Em linhas gerais, de um lado temos a Síria, hoje apoiada principalmente pela Rússia , que deseja ampliar a sua influência no Oriente Médio e relevância no cenário global, e pelo Irã, que pretende impedir que opositores sunitas derrubem Assad e se alinhem com a Arábia Saudita.
Aqui, temos ainda a organização libanesa Hezbollah, que confia nos sírios para manter uma espécie corredor de fornecimento de armas enviadas pelos iranianos para o Líbano, além de milícias xiitas que querem proteger locais que consideram sagrados pelos seguidores dessa vertente do islamismo.
Do outro lado, contra o regime de Assad, temos os insurgentes, que são predominantemente sunitas, mas não menos diversos. O maior deles é o Exército Livre da Síria, que advoga pela democracia. No entanto, há grupos baseados na religião, como o Jabhat Fateh al-Sham, que diz ser um ex-braço sírio da rede Al Qaeda.

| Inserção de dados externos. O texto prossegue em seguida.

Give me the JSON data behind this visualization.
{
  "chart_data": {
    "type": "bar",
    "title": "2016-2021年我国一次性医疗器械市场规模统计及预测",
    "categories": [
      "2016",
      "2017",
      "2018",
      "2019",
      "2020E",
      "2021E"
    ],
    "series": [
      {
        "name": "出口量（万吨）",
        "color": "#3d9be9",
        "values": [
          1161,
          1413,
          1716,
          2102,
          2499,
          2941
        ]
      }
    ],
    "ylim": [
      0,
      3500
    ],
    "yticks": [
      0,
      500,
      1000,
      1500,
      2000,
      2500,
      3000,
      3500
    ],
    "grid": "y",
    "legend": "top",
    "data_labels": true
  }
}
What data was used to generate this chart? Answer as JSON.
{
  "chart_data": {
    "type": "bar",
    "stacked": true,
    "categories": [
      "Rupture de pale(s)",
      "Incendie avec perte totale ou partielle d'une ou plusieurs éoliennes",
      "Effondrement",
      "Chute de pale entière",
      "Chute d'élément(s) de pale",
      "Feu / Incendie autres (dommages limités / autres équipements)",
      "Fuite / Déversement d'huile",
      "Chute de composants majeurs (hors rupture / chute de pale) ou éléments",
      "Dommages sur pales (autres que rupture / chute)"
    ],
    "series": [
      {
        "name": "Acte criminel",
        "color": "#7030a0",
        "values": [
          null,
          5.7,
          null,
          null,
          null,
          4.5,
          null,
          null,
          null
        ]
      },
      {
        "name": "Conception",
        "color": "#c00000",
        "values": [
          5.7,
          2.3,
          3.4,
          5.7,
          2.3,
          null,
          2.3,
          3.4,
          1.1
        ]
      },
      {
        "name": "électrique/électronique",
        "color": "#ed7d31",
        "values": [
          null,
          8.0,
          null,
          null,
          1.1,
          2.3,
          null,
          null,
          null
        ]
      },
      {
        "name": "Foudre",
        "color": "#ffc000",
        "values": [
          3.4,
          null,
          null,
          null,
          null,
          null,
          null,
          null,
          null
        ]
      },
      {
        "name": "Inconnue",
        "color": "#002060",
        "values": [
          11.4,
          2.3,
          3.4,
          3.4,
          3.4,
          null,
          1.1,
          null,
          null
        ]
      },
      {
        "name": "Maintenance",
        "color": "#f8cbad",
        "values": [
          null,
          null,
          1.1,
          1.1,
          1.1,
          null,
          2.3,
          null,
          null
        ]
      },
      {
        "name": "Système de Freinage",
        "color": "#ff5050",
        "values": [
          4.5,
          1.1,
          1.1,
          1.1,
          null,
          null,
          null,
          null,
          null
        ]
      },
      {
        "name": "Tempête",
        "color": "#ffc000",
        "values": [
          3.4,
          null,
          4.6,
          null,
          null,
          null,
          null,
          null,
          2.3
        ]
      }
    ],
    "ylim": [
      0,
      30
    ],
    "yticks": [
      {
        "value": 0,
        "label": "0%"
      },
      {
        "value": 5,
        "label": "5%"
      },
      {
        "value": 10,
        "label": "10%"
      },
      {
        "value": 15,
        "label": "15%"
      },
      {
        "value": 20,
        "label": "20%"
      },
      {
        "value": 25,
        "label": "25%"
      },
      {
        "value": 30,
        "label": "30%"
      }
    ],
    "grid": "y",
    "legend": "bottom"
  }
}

Entre as potências estão os Estados Unidos , que tentam negociar uma transição que retire Assad do poder, a Turquia, cujo interesse primordial é evitar que os curdos na Síria fortaleçam um movimento pela sua independência, e países árabes do golfo, ávidos por evitar a influência iraniana na região. Estão unidos em uma coalizão que também luta contra o EI.
No meio do caminho, há o EI, que é alvo da coalizão, dos curdos, de opositores e do governo. Vale notar que o grupo sempre teve ambições transnacionais, que culminariam na expansão do califado islâmico para além das fronteiras da Síria e do Iraque. Embora esteja atualmente enfraquecido pelas derrotas territoriais que sofreu nos últimos meses, o grupo chegou a controlar amplas porções de territórios e cidades tanto na Síria quanto no Iraque.
Por fim, mas não menos importantes, os curdos unidos sob o Partido de União Democrática, e que ocupam áreas no norte do Iraque da Síria. Estão unidos com as Forças Democráticas da Síria, outro grupo opositor aliado da coalizão.
Isso fez com que se tornassem o principal alvo dos militantes do EI, com quem travou combates intensos nos últimos anos. Ao mesmo tempo em que são aliados importantes da coalizão na luta contra os extremistas, estão sob o radar dos grupos de oposição por suas ambições territoriais e também da Turquia, inimiga histórica.
Especialistas consideram que essa diversidade de atores e interesses é um dos principais motivos que fazem com que o conflito tenha durado tanto tempo. E a expectativa é a de que a guerra siga intensa daqui em diante, ainda mais quando se tem em mente, por exemplo, que a Turquia agora se mobiliza para barrar avanços desse grupo na Síria e no Iraque.